Аргонианин замер, прислушиваясь к окружению. В округе бродило множество животных, но ничего серьёзнее ящериц близко не подходило. Животные, будто чувствуя его тёмную ауру, перестраивали свои маршруты; обходили стороной, боясь подойти ближе. Хорошо. Чёрный проверил как кинжал ходит в ножнах и, удовлетворившись результатом, бесшумно поднялся на ноги.

Глубоко вздохнув, Салах наполнил свои лёгкие любимым влажным тяжёлым воздухом, по которому так скучал, пока странствовал по восточным землям. Там, на северо-востоке от болот, воздух намного суше и легче, а постоянные ветра, совместно с беспощадным жарким солнцем, быстро приводят к обезвоживанию. Мир, совершенно не пригодный для людоящеров. Но практически ставший ему родным за все эти годы.
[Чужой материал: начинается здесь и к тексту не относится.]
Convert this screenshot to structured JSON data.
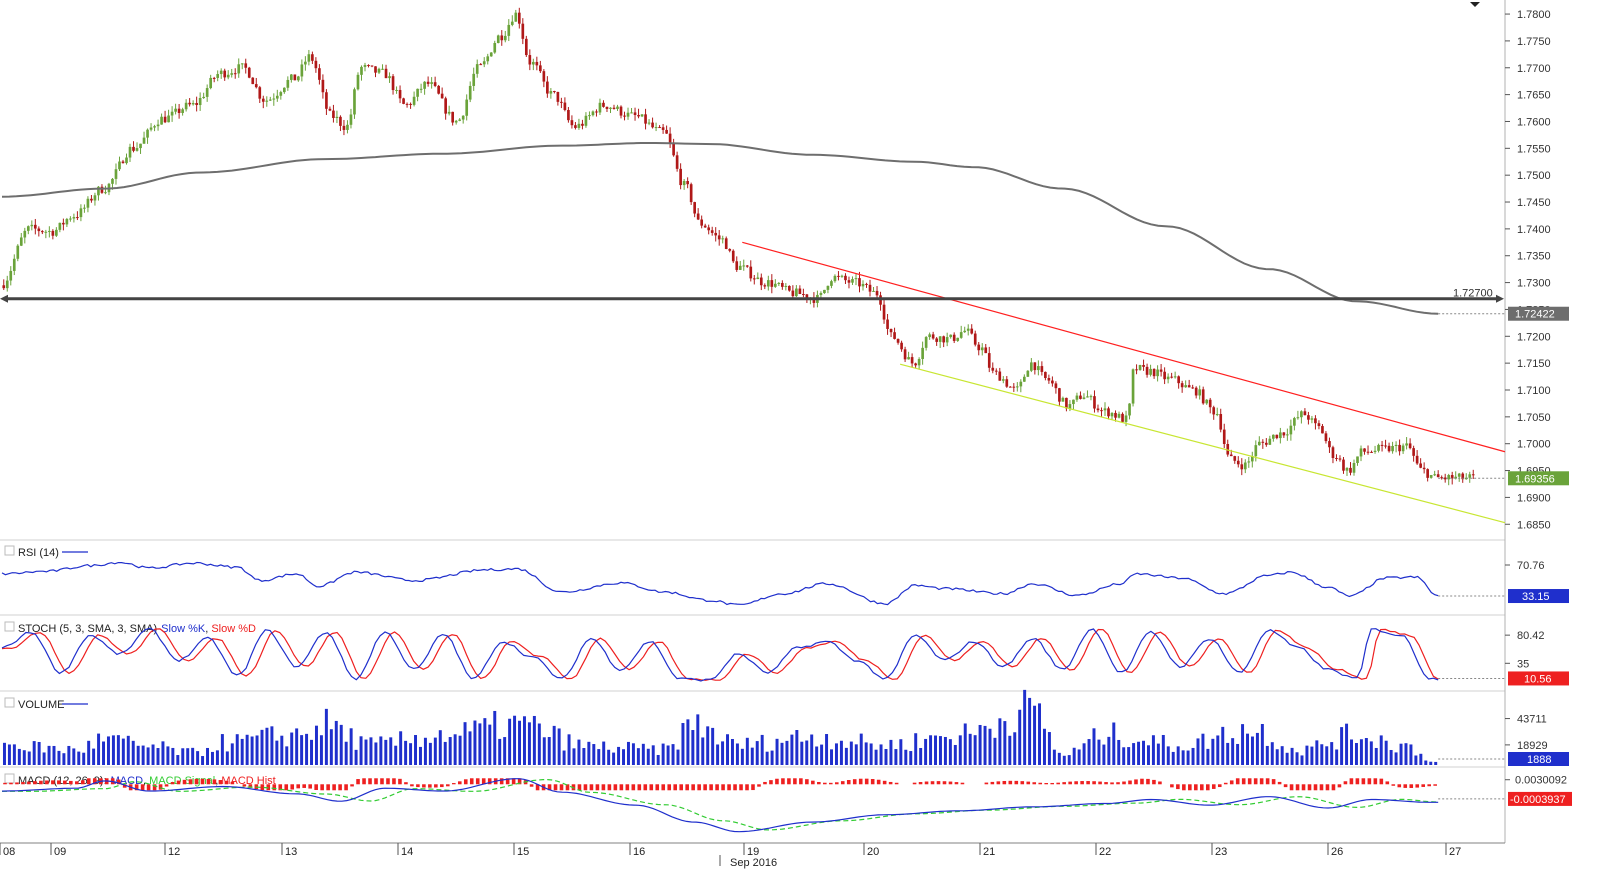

Чёрный давно покинул Семирантские топи и не думал, что когда-нибудь ещё вернётся в болота, пусть даже соседние. Если бы не вся эта история с хранителями, он бы вовек сюда носа не сунул. А случилось следующее. Два года назад в Амне прошёл слушок, что один из ассасинов нашёл камень души Эа и стал настолько силён, что смог убить самого Нефариуса. Тёмный маг севера был лакомой добычей для многих охотников за головами, но все, кто к нему отправлялся, больше не возвращались. А тут бац и убит. И кем!? Ведь самым обычным ассасином. Тогда-то Салах и задумался. Если камень души даёт своему носителю такую силу – Чёрный обязательно должен был её заполучить. Позже он узнал, что камней всего двенадцать, а потом он вспомнил кое-что, что стало началом его двухлетнего путешествия к истине.